Inflation's silent killer

Since September of 2021, the Biden administration has told working families a variety of excuses for why their paychecks weren't stretching as far as they stretched when the Trump administration was in office. It's easy to explain why. During the 4 years of the Trump administration, prices rose 7.76% from start-to-finish. Something that cost $100 at the start of the Trump administration cost $107.76 at the end. That's a rather modest amount of inflation.

By comparison, something that cost $100 at the start of the Biden administration costs $121.32 today. That's s rather steep price to pay for inflation during the Biden administration. Let's fix that for accuracy. The Biden-Harris administration. After all, VP Harris cast the tie-breaking votes on the $1.9T American Rescue Plan that touched off the inflation firestorm and the tie-breaking vote on the $1.2T Inflation Reduction Act.

It's essential that we cut spending immediately and change policies to get prices dropping. It'd be a huge benefit if we started Drill, Baby, Drill immediately. That will upset the environmental activists but it'd put a huge smile on families' faces by lowering costs for gasoline, home heating costs and groceries.

Salena Zito's article adds some specificity to the people's pain:

Last year, the UAW, led by Fain, conducted a strike against the Big Three automakers. At the end of the strike, Ford and Stellantis said they had a positive outlook about their coming earnings. But for Stellantis, that has not been the case. During its 2024 first-half earnings call with CEO Carlos Tavares, the Jeep and Dodge automaker reported bleak sales, which led to the workforce downsizing to stabilize their investors.

Additionally, the Jeep plant in Toledo, Ohio, has been on pause since the first week of July, with expectations that production will be back up on Monday.

If you are a member of the UAW and live paycheck to paycheck, none of this is good news — especially if you had to run up credit card debt to pay for your basic bills or bought a home or a car in the past three years with high interest rates. Odds are, there is a considerable number of people who have a five-year-old car worth half or less than what they financed it for, making them even further upside-down in their financial stability.

This is inflation's silent killer. It doesn't show up in the government statistics. It shows up in the bills and the bank statements. This news report shows that inflation affects different income groups differently:

Finally, there's this:
All the while, the public kept telling them it wasn’t good.
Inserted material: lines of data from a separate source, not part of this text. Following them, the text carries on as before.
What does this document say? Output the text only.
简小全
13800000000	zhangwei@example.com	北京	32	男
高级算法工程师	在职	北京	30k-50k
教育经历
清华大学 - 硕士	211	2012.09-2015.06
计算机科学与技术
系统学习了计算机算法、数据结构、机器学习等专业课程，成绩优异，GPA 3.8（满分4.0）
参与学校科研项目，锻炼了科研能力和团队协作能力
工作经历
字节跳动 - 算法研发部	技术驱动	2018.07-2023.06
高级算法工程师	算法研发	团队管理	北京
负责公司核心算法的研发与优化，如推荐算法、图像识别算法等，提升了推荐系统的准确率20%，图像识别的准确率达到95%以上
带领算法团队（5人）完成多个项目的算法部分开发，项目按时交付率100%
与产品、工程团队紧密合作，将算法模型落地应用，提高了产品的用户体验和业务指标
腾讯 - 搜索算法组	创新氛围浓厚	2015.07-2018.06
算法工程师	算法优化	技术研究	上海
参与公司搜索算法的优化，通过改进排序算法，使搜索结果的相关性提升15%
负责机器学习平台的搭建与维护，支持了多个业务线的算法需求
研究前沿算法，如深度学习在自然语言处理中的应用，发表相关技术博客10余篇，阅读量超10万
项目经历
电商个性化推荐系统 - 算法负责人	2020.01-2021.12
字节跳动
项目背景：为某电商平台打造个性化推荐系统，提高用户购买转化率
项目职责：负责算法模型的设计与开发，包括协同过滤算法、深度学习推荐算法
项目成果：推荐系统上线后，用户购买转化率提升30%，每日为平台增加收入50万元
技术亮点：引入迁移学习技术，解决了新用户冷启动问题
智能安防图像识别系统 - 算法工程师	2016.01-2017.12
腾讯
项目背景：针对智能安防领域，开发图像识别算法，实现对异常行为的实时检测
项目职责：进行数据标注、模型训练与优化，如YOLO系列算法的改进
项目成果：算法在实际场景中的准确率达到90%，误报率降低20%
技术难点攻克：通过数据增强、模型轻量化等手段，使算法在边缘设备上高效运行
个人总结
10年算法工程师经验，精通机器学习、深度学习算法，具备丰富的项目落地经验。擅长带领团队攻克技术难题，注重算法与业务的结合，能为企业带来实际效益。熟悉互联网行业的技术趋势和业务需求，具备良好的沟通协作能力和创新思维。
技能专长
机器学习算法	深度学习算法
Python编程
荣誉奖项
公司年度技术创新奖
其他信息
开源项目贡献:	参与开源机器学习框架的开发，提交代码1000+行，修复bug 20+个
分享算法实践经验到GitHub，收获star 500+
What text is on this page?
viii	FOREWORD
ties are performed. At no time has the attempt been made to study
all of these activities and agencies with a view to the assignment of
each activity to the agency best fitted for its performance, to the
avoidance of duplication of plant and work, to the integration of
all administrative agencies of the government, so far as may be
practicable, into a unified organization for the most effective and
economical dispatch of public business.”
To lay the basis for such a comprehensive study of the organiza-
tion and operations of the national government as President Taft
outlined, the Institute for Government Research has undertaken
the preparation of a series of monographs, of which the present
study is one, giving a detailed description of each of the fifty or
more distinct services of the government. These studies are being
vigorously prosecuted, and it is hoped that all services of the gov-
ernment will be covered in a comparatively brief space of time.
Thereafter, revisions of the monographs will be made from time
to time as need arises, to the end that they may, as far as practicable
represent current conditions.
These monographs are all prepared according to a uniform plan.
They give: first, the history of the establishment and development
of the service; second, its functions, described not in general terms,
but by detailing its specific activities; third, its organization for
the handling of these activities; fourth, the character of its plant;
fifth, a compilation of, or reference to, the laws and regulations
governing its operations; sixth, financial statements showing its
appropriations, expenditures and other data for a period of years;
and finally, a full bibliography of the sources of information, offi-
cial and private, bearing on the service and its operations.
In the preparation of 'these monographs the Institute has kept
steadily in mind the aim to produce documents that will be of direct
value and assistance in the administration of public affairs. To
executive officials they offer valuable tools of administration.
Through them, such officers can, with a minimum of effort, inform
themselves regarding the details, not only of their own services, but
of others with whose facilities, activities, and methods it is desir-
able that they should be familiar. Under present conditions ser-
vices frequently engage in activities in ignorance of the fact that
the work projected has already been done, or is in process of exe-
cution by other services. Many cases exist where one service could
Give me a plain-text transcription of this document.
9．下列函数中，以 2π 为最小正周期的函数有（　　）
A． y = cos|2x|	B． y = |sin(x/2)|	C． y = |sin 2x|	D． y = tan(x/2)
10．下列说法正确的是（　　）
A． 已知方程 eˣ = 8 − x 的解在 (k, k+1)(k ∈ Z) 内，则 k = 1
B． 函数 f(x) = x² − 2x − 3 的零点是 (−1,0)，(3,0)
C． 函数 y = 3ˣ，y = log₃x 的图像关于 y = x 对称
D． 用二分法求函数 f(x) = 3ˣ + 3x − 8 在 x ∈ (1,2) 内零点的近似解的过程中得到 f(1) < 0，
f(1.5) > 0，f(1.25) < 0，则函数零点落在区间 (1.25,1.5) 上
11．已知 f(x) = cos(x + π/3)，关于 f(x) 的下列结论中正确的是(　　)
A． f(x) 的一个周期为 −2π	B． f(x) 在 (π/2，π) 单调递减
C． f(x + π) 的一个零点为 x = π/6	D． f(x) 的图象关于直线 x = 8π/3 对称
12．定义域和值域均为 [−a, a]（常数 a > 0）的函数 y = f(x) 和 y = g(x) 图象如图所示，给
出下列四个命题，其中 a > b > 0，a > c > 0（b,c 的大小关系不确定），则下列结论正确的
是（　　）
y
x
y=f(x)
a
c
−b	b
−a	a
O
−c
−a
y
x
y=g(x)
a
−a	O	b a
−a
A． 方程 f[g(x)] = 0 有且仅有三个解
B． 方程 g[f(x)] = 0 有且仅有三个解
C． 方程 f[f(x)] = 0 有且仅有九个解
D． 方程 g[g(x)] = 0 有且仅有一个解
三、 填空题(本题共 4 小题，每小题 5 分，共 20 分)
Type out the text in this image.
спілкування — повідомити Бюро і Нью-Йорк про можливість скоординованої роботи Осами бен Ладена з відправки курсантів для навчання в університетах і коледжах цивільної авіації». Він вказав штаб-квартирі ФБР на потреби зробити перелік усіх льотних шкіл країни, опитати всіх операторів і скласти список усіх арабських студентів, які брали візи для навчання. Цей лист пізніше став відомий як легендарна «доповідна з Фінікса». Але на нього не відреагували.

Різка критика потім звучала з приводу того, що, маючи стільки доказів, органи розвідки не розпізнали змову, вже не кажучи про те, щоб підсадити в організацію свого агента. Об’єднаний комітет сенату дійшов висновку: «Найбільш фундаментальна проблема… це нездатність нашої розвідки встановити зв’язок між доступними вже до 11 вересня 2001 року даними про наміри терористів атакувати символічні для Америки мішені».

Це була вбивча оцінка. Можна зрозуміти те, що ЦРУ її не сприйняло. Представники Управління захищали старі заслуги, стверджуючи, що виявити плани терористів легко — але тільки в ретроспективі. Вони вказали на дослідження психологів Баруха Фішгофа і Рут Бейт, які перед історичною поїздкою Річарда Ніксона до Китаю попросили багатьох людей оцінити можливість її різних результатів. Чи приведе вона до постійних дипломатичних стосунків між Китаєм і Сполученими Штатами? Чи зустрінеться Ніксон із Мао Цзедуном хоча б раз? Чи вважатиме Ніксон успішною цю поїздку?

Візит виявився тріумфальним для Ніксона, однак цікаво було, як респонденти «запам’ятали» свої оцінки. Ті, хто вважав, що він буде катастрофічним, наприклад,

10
And the debt kept rising. Now we have Harris, who started running for the presidency in July and still has not one economic policy page on her website, telling voters she will bring the economy back.

The question is: What has she been doing the past four years while the financial pressures have crushed Middle Americans? The other question is: Will anyone in my profession ask her?

The smartalecky answer to the first question is that she's been making things worse. The answer to the second question is no.